Henry James to Grace Norton, July 28th, 1883
I don't know why we live—the gift of life comes to us from I don't know
what source or for what purpose; but I believe we can go on living for
the reason that (always of course up to a certain point) life is the
most valuable thing we know anything about and it is therefore
presumptively a great mistake to surrender it while there is any yet
left in the cup. In other words consciousness is an illimitable power,
and though at times it may seem to be all consciousness of misery, yet
in the way it propagates itself from wave to wave, so that we never
cease to feel, though at moments we appear to, try to, pray to, there is
something that holds one in one's place, makes it a standpoint in the
universe which it is probably good not to forsake. You are right in your
consciousness that we are all echoes and reverberations of the same,
and you are noble when your interest and pity as to everything that
surrounds you, appears to have a sustaining and harmonizing power.
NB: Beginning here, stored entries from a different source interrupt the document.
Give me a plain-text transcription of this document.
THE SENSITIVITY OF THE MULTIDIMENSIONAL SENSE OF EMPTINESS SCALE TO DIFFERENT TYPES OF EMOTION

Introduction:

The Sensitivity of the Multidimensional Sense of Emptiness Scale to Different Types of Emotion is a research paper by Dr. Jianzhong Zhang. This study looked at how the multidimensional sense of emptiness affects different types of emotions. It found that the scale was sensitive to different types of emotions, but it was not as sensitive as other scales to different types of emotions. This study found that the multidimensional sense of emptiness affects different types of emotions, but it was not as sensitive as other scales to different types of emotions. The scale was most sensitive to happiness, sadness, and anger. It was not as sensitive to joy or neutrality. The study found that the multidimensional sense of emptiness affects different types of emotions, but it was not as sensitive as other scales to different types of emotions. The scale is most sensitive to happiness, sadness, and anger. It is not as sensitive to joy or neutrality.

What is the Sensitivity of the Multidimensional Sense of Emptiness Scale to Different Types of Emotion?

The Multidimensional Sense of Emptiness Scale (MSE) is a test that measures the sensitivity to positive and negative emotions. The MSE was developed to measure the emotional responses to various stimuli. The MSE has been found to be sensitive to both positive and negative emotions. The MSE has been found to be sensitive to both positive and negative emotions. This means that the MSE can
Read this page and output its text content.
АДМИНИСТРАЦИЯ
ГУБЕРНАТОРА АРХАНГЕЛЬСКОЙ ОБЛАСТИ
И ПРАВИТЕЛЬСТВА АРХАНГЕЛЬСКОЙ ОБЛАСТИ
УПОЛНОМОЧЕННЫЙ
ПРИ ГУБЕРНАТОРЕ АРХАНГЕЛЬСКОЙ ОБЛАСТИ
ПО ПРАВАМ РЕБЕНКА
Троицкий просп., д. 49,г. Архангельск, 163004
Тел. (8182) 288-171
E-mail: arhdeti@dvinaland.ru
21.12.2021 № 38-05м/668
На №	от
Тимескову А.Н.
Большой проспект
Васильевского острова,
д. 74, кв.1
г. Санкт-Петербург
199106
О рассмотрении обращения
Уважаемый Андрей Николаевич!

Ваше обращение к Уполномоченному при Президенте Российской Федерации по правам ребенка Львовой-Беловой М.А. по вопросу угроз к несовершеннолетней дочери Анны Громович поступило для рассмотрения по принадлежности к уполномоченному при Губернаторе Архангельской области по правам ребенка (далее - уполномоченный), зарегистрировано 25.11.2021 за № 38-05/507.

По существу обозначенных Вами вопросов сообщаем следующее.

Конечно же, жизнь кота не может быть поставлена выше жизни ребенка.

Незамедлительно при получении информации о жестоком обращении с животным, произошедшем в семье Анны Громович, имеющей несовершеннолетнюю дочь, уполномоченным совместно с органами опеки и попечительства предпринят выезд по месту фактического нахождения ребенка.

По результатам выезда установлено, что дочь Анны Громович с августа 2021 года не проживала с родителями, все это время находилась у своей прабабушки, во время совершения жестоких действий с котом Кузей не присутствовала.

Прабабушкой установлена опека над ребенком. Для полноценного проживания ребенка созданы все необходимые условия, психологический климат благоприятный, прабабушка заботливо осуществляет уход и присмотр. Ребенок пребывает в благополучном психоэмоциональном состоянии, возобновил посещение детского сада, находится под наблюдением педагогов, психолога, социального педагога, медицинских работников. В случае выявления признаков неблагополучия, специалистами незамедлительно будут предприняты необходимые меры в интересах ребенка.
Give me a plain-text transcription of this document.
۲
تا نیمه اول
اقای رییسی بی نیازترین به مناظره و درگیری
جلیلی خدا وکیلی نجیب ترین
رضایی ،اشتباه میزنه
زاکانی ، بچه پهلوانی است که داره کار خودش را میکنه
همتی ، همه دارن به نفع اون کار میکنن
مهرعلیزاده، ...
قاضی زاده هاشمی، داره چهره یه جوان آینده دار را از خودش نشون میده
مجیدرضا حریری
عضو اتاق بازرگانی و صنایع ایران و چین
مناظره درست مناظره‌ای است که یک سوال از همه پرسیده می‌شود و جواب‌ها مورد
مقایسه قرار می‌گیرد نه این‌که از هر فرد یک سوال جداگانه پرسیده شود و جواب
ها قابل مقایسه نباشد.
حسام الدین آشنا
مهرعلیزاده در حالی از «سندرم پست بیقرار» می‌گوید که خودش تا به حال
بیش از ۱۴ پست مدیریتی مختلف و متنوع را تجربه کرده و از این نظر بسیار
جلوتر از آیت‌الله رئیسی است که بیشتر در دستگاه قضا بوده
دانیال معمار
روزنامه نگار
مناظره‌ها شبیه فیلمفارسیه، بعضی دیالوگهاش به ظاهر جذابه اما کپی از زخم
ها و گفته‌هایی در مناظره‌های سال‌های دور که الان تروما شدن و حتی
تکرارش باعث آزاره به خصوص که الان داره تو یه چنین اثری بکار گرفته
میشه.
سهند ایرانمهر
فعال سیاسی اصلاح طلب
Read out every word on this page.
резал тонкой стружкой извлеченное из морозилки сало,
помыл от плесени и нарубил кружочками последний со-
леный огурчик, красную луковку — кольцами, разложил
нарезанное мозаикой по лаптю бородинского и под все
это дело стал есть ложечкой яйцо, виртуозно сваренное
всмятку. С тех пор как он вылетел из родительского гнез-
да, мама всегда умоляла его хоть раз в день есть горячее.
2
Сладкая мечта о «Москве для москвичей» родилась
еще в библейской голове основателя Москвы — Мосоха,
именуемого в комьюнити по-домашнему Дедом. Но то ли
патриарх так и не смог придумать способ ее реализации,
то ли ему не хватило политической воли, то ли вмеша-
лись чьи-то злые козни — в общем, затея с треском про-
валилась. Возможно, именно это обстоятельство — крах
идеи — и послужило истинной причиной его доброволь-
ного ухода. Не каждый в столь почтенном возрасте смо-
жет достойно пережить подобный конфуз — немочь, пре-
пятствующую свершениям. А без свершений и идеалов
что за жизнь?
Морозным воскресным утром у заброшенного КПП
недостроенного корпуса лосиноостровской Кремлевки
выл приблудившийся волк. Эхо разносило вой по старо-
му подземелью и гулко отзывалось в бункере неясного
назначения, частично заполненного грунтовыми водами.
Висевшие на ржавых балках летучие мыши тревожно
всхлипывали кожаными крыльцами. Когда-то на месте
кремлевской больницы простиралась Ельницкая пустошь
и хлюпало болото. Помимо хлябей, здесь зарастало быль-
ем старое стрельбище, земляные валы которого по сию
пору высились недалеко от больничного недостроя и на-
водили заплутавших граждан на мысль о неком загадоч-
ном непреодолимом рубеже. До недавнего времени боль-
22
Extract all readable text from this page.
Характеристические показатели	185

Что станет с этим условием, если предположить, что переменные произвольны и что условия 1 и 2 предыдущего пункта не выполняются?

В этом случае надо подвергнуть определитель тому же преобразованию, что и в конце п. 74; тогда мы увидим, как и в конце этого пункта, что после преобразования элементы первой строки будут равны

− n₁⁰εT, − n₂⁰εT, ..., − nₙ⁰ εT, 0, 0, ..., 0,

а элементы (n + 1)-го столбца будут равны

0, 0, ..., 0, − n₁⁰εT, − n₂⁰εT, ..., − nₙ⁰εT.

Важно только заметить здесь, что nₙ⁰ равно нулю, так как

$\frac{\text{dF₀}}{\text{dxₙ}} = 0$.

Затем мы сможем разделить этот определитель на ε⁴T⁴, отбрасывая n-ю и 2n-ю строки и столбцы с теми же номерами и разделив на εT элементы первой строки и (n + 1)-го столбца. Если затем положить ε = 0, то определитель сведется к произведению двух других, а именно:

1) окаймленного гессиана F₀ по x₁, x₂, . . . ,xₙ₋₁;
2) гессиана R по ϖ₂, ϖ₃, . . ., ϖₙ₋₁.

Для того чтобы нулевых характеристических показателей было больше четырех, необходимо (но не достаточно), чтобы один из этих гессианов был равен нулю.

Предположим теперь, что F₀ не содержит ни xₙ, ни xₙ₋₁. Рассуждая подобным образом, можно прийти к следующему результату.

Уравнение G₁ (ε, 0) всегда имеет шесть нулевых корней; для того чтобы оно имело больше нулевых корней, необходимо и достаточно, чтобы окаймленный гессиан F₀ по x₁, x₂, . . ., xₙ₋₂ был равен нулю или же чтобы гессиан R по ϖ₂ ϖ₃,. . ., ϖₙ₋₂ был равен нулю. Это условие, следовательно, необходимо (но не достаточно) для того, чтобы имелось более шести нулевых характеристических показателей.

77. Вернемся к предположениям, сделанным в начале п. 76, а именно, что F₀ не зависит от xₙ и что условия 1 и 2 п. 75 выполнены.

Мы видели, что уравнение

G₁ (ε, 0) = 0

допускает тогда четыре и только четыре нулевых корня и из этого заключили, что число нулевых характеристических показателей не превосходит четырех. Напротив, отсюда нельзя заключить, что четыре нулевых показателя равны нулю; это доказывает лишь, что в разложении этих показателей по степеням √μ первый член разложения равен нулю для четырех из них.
Only
don't, I beseech you, generalize too much in these sympathies
and tendernesses—remember that every life is a special problem which is
not yours but another's, and content yourself with the terrible algebra
of your own. Don't melt too much into the universe, but be as solid and
dense and fixed as you can. We all live together, and those of us who
love and know, live so most. We help each other—even unconsciously, each
in our own effort, we lighten the effort of others, we contribute to
the sum of success, make it possible for others to live. Sorrow comes in
great waves—no one can know that better than you—but it rolls over us,
and though it may almost smother us it leaves us on the spot and we know
that if it is strong we are stronger, inasmuch as it passes and we
remain. It wears us, uses us, but we wear it and use it in return; and
it is blind, whereas we after a manner see.